Por fin Sara cumplió sus quince años. “Bueno, ya tienes edad suficiente para hacer tu visita a la superficie”, dijo su padre un poco entristecido; “por favor ten cuidado porque te
quiero mucho”.
Sara abrazó a su padre y dijo “adiós”, luego nadó tan ligera como una burbuja hacia la superficie del agua. El sol se acababa de poner cuando levantó su cabeza por encima de las
olas; pero las nubes estaban pintadas de oro y carmesí, y a través de la tenue luz del crepúsculo resplandecía la estrella de Venus en toda su belleza. Un gran barco flotaba tranquilamente en la
distancia, con solo una vela levantada; no soplaba la brisa, y los marineros se sentaban a descansar en la cubierta o entre las velas. Había música y canciones a bordo y, al llegar la oscuridad, cien
faroles de colores se prendieron brillando hermosamente en la noche.
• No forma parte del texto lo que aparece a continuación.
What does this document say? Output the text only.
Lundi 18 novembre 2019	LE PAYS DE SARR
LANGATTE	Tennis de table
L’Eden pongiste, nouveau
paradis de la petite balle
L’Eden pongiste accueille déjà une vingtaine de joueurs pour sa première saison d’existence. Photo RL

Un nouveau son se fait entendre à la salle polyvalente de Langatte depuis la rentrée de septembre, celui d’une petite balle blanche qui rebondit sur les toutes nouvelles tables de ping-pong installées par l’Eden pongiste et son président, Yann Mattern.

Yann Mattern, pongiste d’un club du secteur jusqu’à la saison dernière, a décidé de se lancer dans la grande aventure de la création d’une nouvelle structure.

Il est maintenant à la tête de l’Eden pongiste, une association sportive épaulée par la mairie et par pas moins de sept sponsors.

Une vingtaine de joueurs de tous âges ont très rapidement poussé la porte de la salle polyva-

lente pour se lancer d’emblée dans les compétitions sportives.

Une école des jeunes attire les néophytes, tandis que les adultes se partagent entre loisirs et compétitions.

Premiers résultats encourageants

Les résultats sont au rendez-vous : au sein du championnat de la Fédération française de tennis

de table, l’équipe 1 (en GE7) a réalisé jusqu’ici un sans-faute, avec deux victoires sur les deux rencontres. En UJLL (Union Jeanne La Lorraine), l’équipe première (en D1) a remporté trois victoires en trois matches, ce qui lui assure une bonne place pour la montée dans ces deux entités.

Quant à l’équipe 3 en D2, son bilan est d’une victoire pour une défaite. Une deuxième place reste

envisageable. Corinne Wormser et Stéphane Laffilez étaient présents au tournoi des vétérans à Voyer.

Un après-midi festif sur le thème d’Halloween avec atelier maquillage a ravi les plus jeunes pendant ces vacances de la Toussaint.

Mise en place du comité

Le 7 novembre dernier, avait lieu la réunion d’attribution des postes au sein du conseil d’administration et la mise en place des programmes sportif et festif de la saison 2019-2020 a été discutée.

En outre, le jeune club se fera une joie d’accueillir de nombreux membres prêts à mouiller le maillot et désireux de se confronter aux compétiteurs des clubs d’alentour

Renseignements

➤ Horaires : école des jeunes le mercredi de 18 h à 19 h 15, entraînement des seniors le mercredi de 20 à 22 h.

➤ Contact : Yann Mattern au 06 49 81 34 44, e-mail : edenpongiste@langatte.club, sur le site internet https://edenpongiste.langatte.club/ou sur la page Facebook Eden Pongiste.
La sirenita nadó cerca a las ventanas de la cabina; de vez en cuando, cuando las olas la levantaban, podía ver a través de
los claros cristales de las ventanas, y veía en el interior varias personas bien vestidas. Había un joven príncipe entre ellos, el más apuesto de todos, con grandes ojos marrones; tenía dieciséis
años, y su cumpleaños era el motivo de toda la celebración.